Parenthesis are put around the type and it is then followed by an initializer list - it's not a cast, as a bare initialiser list has no meaning in C99 syntax; instead, it is a postfix operator applied to a type which yields an object of the given type. You are not creating { 0, 3 } and casting it to an array, you're initialising an int[2] with the values 0 and 3.
As to why it's used, I can't see a good reason for it in your single line, although it might be that a could be reassigned to point at some other array, and so it's a shorter way of doing the first two lines of:
int default_a[] = { 0, 2 };
int *a = default_a;
if (some_test) a = get_another_array();
I've found it useful for passing temporary unions to functions
// fills an array of unions with a value
kin_array_fill ( array, ( kin_variant_t ) { .ref = value } )
This is a c99 construct, called a compound literal.
From the May 2005 committee draft section 6.5.2.5:
A postfix expression that consists of
a parenthesized type name followed by
a brace- enclosed list of initializers
is a compound literal. It provides an
unnamed object whose value is given by
the initializer list.
...
EXAMPLE 1 The file scope definition
int *p = (int []){2, 4};
initializes p
to point to the first element of an
array of two ints, the first having
the value two and the second, four.
The expressions in this compound
literal are required to be constant.
The unnamed object has static storage
duration.
Allocates, on the stack, space for [an array of] two ints.
Populates [the array of] the two ints with the values 0 and 2, respectively.
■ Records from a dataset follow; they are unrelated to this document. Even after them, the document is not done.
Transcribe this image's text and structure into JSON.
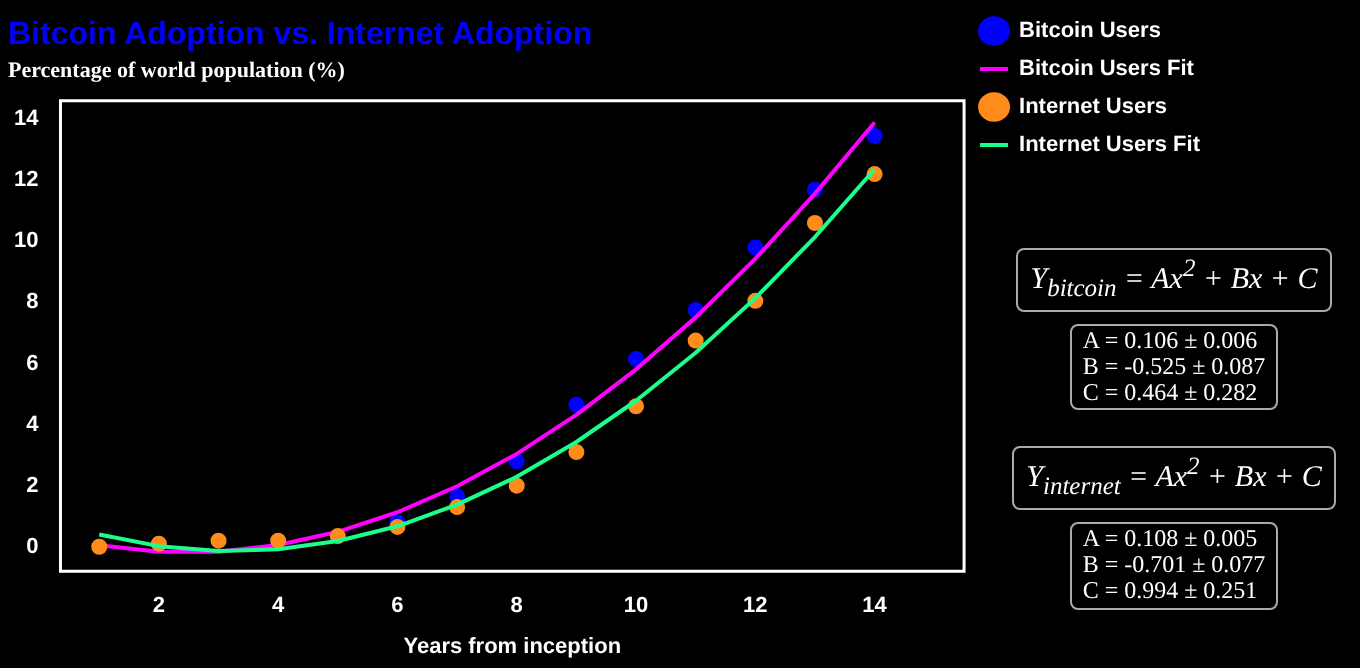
{
  "chart_data": {
    "type": "scatter",
    "title": "Bitcoin Adoption vs. Internet Adoption",
    "subtitle": "Percentage of world population (%)",
    "xlabel": "Years from inception",
    "x": [
      1,
      2,
      3,
      4,
      5,
      6,
      7,
      8,
      9,
      10,
      11,
      12,
      13,
      14
    ],
    "series": [
      {
        "name": "Bitcoin Users",
        "type": "scatter",
        "color": "#0000ff",
        "marker": "circle",
        "values": [
          null,
          null,
          null,
          null,
          null,
          0.8,
          1.65,
          2.8,
          4.65,
          6.15,
          7.75,
          9.8,
          11.7,
          13.45
        ]
      },
      {
        "name": "Bitcoin Users Fit",
        "type": "line",
        "color": "#ff00ff",
        "marker": "none",
        "values": [
          0.05,
          -0.16,
          -0.16,
          0.06,
          0.49,
          1.13,
          1.98,
          3.04,
          4.32,
          5.81,
          7.51,
          9.43,
          11.56,
          13.89
        ]
      },
      {
        "name": "Internet Users",
        "type": "scatter",
        "color": "#ff8c1a",
        "marker": "circle",
        "values": [
          0.0,
          0.1,
          0.2,
          0.2,
          0.35,
          0.65,
          1.3,
          2.0,
          3.1,
          4.6,
          6.75,
          8.05,
          10.6,
          12.2
        ]
      },
      {
        "name": "Internet Users Fit",
        "type": "line",
        "color": "#1aff8c",
        "marker": "none",
        "values": [
          0.4,
          0.02,
          -0.14,
          -0.08,
          0.19,
          0.67,
          1.38,
          2.29,
          3.43,
          4.78,
          6.35,
          8.14,
          10.14,
          12.36
        ]
      }
    ],
    "xlim": [
      0.35,
      15.5
    ],
    "xticks": [
      2,
      4,
      6,
      8,
      10,
      12,
      14
    ],
    "ylim": [
      -0.8,
      14.6
    ],
    "yticks": [
      0,
      2,
      4,
      6,
      8,
      10,
      12,
      14
    ],
    "grid": false,
    "legend": "right",
    "annotations": [
      "Y$_{bitcoin}$ = Ax$^{2}$ + Bx + C",
      "A = 0.106 ± 0.006\nB = -0.525 ± 0.087\nC = 0.464 ± 0.282",
      "Y$_{internet}$ = Ax$^{2}$ + Bx + C",
      "A = 0.108 ± 0.005\nB = -0.701 ± 0.077\nC = 0.994 ± 0.251"
    ]
  }
}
Declares a local variable of type int* and assigns to that variable the address of [the array of] the two ints.
(int[2]) tells the compiler that the following expression should be casted to int[2]. This is required since {0, 2} can be casted to different types, like long[2]. Cast occurs at compile time - not runtime.
The entire expression creates an array in memory and sets a to point to this array.
{0, 2} is the notation for an array consisting of 0 and 2.
(int[2]) casts it to an array (don't know why).
int * a = assigns it to the int pointer a.